While the departure of a physician from a practice can present challenges, the act of consolidation can challenge even a physician’s ability to resist restrictive agreements. Specifically, Aydinliyim highlighted how acquiring organizations may consider changing terms of employment, including advantageous noncompetes, to coerce doctors to stay at the organization or using the threat of being let go if the agreement is not signed.

“That’s not even getting into the fact of whether or not these are enforceable or not,” Aydinliyim said. “That’s a whole other question.”

For example, noncompetes are banned in California. Because employees often don’t know their rights, they may believe they are subject to them when, in reality, they are not.

“We have to assume a lot of information asymmetries,” Aydinliyim said. “If employees don’t know that their noncompetes are not enforceable, most people assume, when they’re handed a contract by their employer, that it’s been vetted by an attorney or that there’s a reason that they’re being asked to sign it and then go ahead and do so.”
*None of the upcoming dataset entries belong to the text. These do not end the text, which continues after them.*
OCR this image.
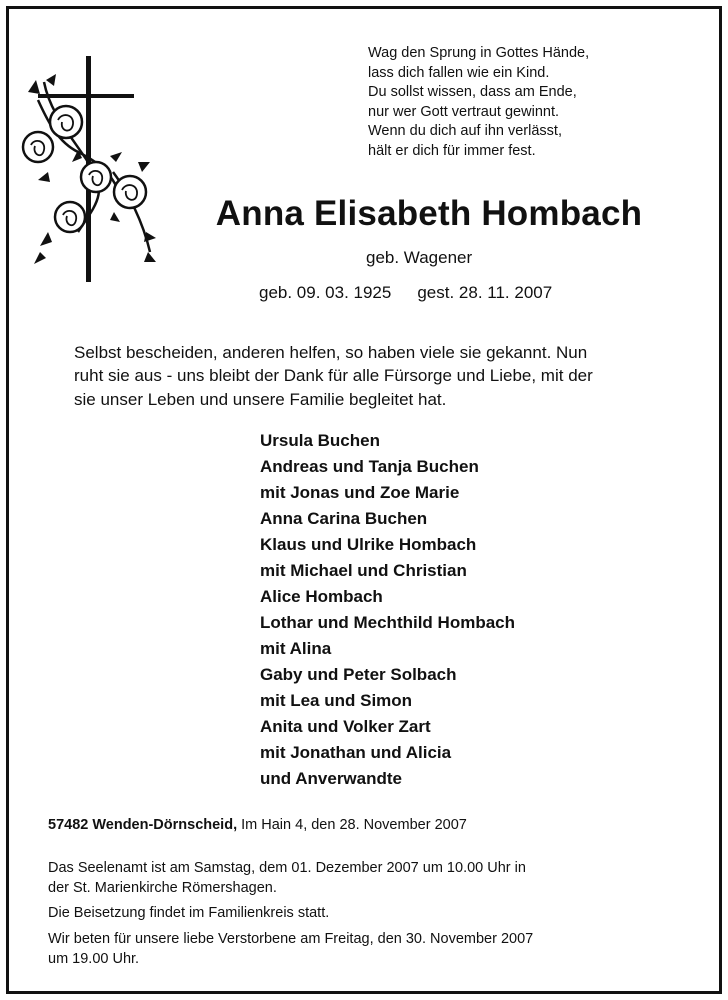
Wag den Sprung in Gottes Hände,
lass dich fallen wie ein Kind.
Du sollst wissen, dass am Ende,
nur wer Gott vertraut gewinnt.
Wenn du dich auf ihn verlässt,
hält er dich für immer fest.
Anna Elisabeth Hombach
geb. Wagener
geb. 09. 03. 1925 gest. 28. 11. 2007
Selbst bescheiden, anderen helfen, so haben viele sie gekannt. Nun
ruht sie aus - uns bleibt der Dank für alle Fürsorge und Liebe, mit der
sie unser Leben und unsere Familie begleitet hat.
Ursula Buchen
Andreas und Tanja Buchen
mit Jonas und Zoe Marie
Anna Carina Buchen
Klaus und Ulrike Hombach
mit Michael und Christian
Alice Hombach
Lothar und Mechthild Hombach
mit Alina
Gaby und Peter Solbach
mit Lea und Simon
Anita und Volker Zart
mit Jonathan und Alicia
und Anverwandte
57482 Wenden-Dörnscheid, Im Hain 4, den 28. November 2007
Das Seelenamt ist am Samstag, dem 01. Dezember 2007 um 10.00 Uhr in
der St. Marienkirche Römershagen.
Die Beisetzung findet im Familienkreis statt.
Wir beten für unsere liebe Verstorbene am Freitag, den 30. November 2007
um 19.00 Uhr.
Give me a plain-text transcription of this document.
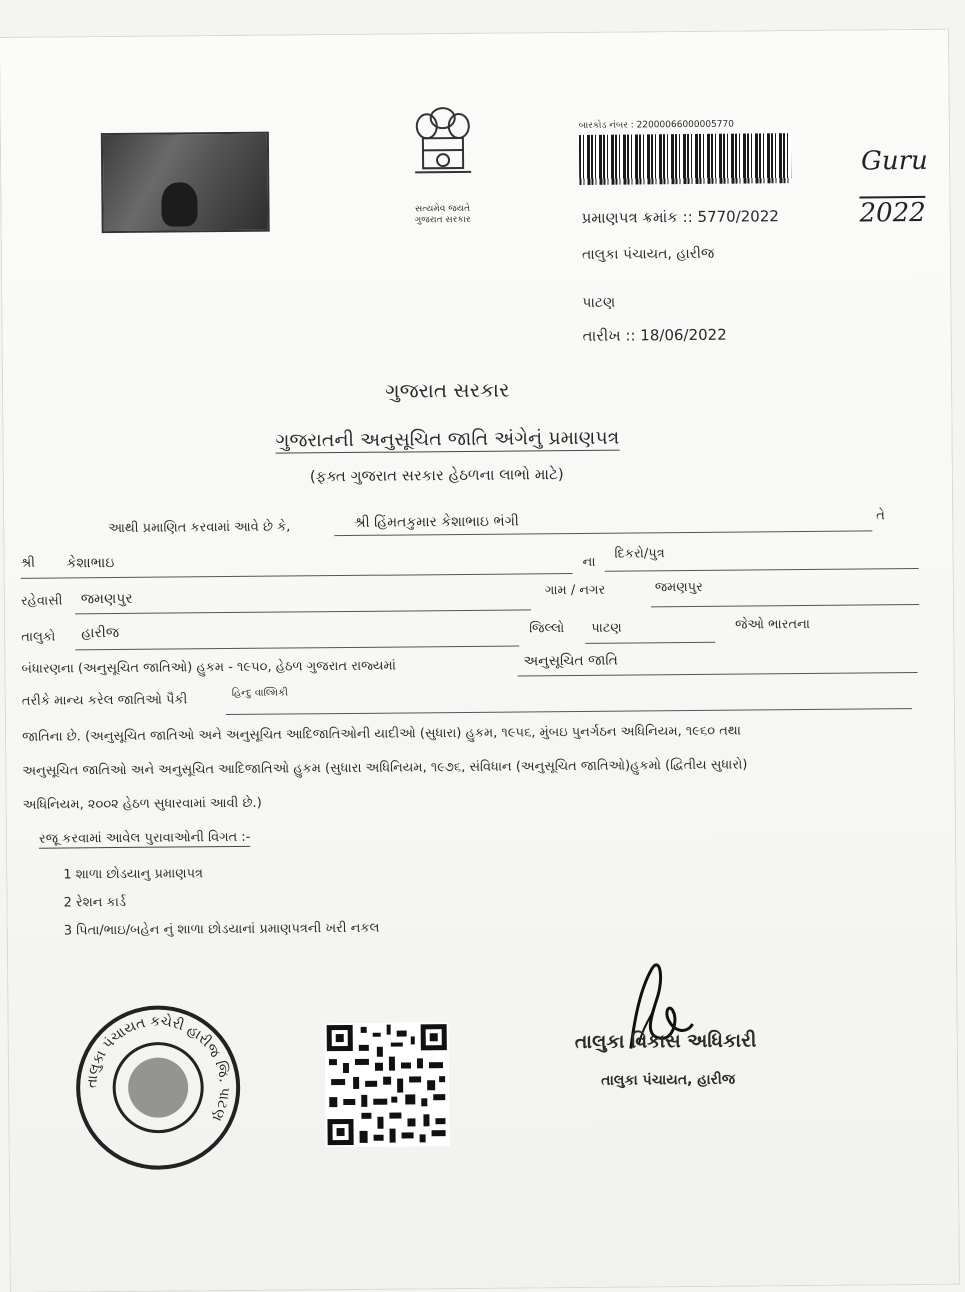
સત્યમેવ જયતે
ગુજરાત સરકાર
બારકોડ નંબર : 22000066000005770
Guru
2022
પ્રમાણપત્ર ક્રમાંક :: 5770/2022
તાલુકા પંચાયત, હારીજ
પાટણ
તારીખ :: 18/06/2022
ગુજરાત સરકાર
ગુજરાતની અનુસૂચિત જાતિ અંગેનું પ્રમાણપત્ર
(ફક્ત ગુજરાત સરકાર હેઠળના લાભો માટે)
આથી પ્રમાણિત કરવામાં આવે છે કે,	શ્રી હિંમતકુમાર કેશાભાઇ ભંગી	તે
શ્રી કેશાભાઇ	ના
દિકરો/પુત્ર
રહેવાસી જમણપુર
ગામ / નગર	જમણપુર
તાલુકો હારીજ	જિલ્લો પાટણ	જેઓ ભારતના
બંધારણના (અનુસૂચિત જાતિઓ) હુકમ - ૧૯૫૦, હેઠળ ગુજરાત રાજ્યમાં	અનુસૂચિત જાતિ
તરીકે માન્ય કરેલ જાતિઓ પૈકી	હિન્દુ વાલ્મિકી
જાતિના છે. (અનુસૂચિત જાતિઓ અને અનુસૂચિત આદિજાતિઓની યાદીઓ (સુધારા) હુકમ, ૧૯૫૬, મુંબઇ પુનર્ગઠન અધિનિયમ, ૧૯૬૦ તથા
અનુસૂચિત જાતિઓ અને અનુસૂચિત આદિજાતિઓ હુકમ (સુધારા અધિનિયમ, ૧૯૭૬, સંવિધાન (અનુસૂચિત જાતિઓ)હુકમો (દ્વિતીય સુધારો)
અધિનિયમ, ૨૦૦૨ હેઠળ સુધારવામાં આવી છે.)
રજૂ કરવામાં આવેલ પુરાવાઓની વિગત :-
1 શાળા છોડયાનુ પ્રમાણપત્ર
2 રેશન કાર્ડ
3 પિતા/ભાઇ/બહેન નું શાળા છોડયાનાં પ્રમાણપત્રની ખરી નકલ
તાલુકા પંચાયત કચેરી હારીજ જિ. પાટણ
તાલુકા વિકાસ અધિકારી
તાલુકા પંચાયત, હારીજ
While it’s not clear what changes may be coming, Aydinliyim noted that the FTC is willing to take action on the use of noncompetes that are too broad, even within niche industries.

The FTC filed a complaint against Gateway Services, the largest pet cremation services provider in the U.S., saying that its nearly universal noncompete forbidding ex-employees from working in the pet cremation industry for a year after leaving the company was “anticompetitive.” Gateway employs about 2,000 people and operates 100 locations in the U.S. that serve about 17,000 veterinary locations.

The FTC specifically said these noncompetes “unfairly alter the bargaining positions between employees and Gateway.” It also freezes out any other competitors.

The legal experts BHB spoke with said there are several other legal and human tools to balance a company’s interest in incentivizing retention and protecting its proprietary interests.

On the former point, companies that train employees can establish repayment agreements if a certain timeframe of employment is not met. More on the “carrot” side, clear progressions in pay and retention bonuses make the benefit of staying in a job clear.

“Generally, have a workplace people want to be,” Tichenor said. “Turnover is expensive regardless of whether or not [an employee] is going to a competitor or not.”